The Electronic Frontier Foundation's Panopticlick demonstrates how easy it is to follow you around the Internet based solely on such machine profiles. And unlike nearly all cookies, the machine fingerprinters don't need to store an identifier file on your system to track you. Also unlike cookies, there's no way to know when your system is being fingerprinted, nor any reasonable way to prevent the practice.
Is Google too powerful?
One last word on the Internet's 900-gigaton gorilla: In a November 13, 2014, article, Common Dream's Deidre Fulton posits that Google has gotten so powerful politically that regulators and government officials are reluctant to investigate the company's increasingly invasive operations.
According to OpenSecrets.org, Google spent more on lobbying in the first three quarters of 2014 than any other corporation. Google's recent acquisitions include the Skybox service that captures high-definition images and video via satellite; the Nest and Dropcam services that monitor your home; and the Emu service that eavesdrops on and places ads in text messages and online chats.

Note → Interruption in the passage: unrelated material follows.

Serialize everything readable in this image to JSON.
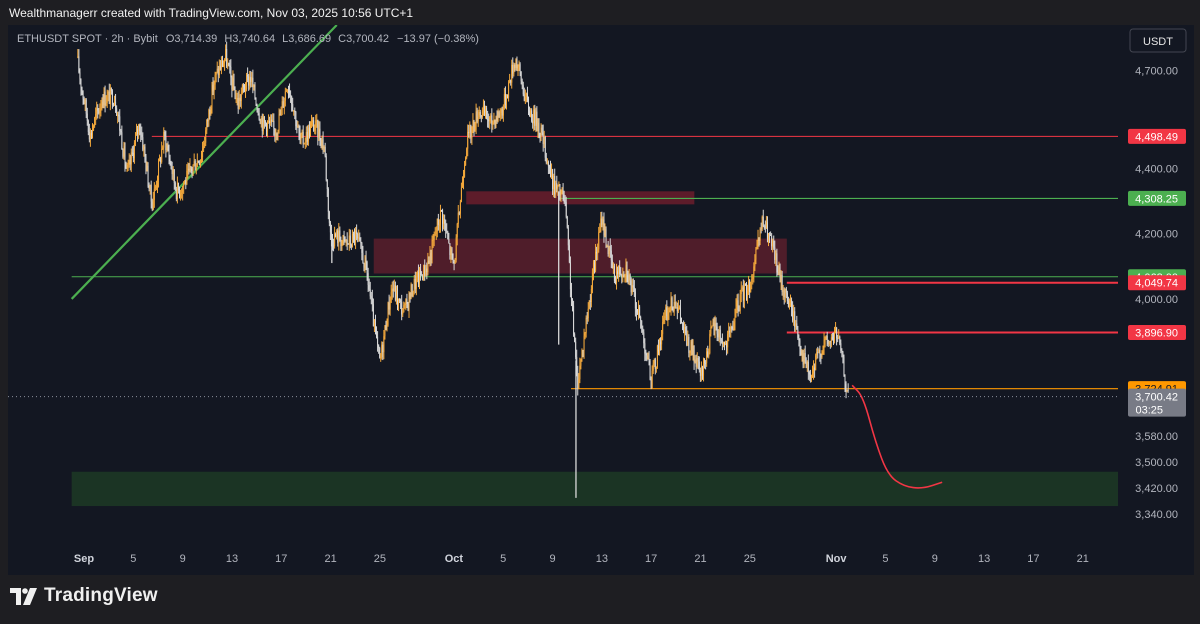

Much of the information in the article is based on a report published this month by Public Citizen entitled Mission Creep-y: Google Is Quietly Becoming One of the Nation’s Most Powerful Political Forces While Expanding Its Information-Collection Empire (pdf).
Practically speaking, you can't use the Internet without being tracked. Tracking needn't be an altogether bad thing, if the people being tracked had the means to monitor and control the information being gleaned about them. Would you be more willing to let Google and other Web services collect information about you if you knew the collection was serving the public and not just a bunch of Internet billionaires?